A ceux qui s’émeuvent de l’illectronisme et en appellent à la solidarité pour aider les anciens à surmonter cette pathologie, en oubliant que l’illettrisme concerne encore 7% de la population adulte et sévit encore dans la jeunesse… Ou encore que Pepper le robot résoudra la question de la solitude des personnes âgées et amènera la joie dans les EHPAD, dispensant les humains de leur devoir de solidarité…

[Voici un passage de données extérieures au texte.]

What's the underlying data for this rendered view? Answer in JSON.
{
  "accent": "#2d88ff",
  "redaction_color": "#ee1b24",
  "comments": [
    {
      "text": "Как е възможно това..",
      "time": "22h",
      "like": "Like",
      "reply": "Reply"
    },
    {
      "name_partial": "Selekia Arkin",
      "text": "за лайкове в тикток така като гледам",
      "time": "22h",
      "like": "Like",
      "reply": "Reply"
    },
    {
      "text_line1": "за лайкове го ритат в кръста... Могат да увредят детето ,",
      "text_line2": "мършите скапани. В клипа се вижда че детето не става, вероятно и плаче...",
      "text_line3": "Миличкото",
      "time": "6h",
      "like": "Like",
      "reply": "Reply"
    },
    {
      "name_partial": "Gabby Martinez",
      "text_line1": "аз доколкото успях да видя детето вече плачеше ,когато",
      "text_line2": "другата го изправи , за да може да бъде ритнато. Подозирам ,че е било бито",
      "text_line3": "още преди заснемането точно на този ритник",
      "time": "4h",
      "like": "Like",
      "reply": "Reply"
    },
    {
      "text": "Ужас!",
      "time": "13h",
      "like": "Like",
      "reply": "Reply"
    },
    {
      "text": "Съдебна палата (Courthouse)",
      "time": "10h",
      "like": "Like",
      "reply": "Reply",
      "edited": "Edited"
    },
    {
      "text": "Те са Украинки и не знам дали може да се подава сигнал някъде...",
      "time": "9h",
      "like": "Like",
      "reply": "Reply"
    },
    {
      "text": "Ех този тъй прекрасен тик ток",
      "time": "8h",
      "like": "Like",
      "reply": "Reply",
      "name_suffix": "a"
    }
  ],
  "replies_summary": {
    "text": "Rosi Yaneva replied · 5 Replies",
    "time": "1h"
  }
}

A tous ceux qui proclament qu’ils se sont faits par eux-mêmes, qu’ils ne doivent rien à personne, qu’ils sont totalement libres de leurs opinions, et considèrent comme une agression la prétention de quiconque de les remettre en cause, qui ont la conviction de ne devoir qu’à eux-mêmes leurs réussites, et renvoient aux pesanteurs et archaïsmes de la société la responsabilité de leurs échecs… tous ceux-là s’aperçoivent aujourd’hui, par la malfaisance d’un virus, qu’ils vivent en société, et sont solidaires des autres, pour le pire sinon pour le meilleur, qu’ils le veuillent on non….
A tous ceux qui croyaient que le programme cartésien de maîtrise et de possession de la nature était accompli, et qu’au-delà un monde artificiel s’émancipant radicalement de son emprise était en cours d’élaboration….
Coronavirus vous en informe : le réel est de retour.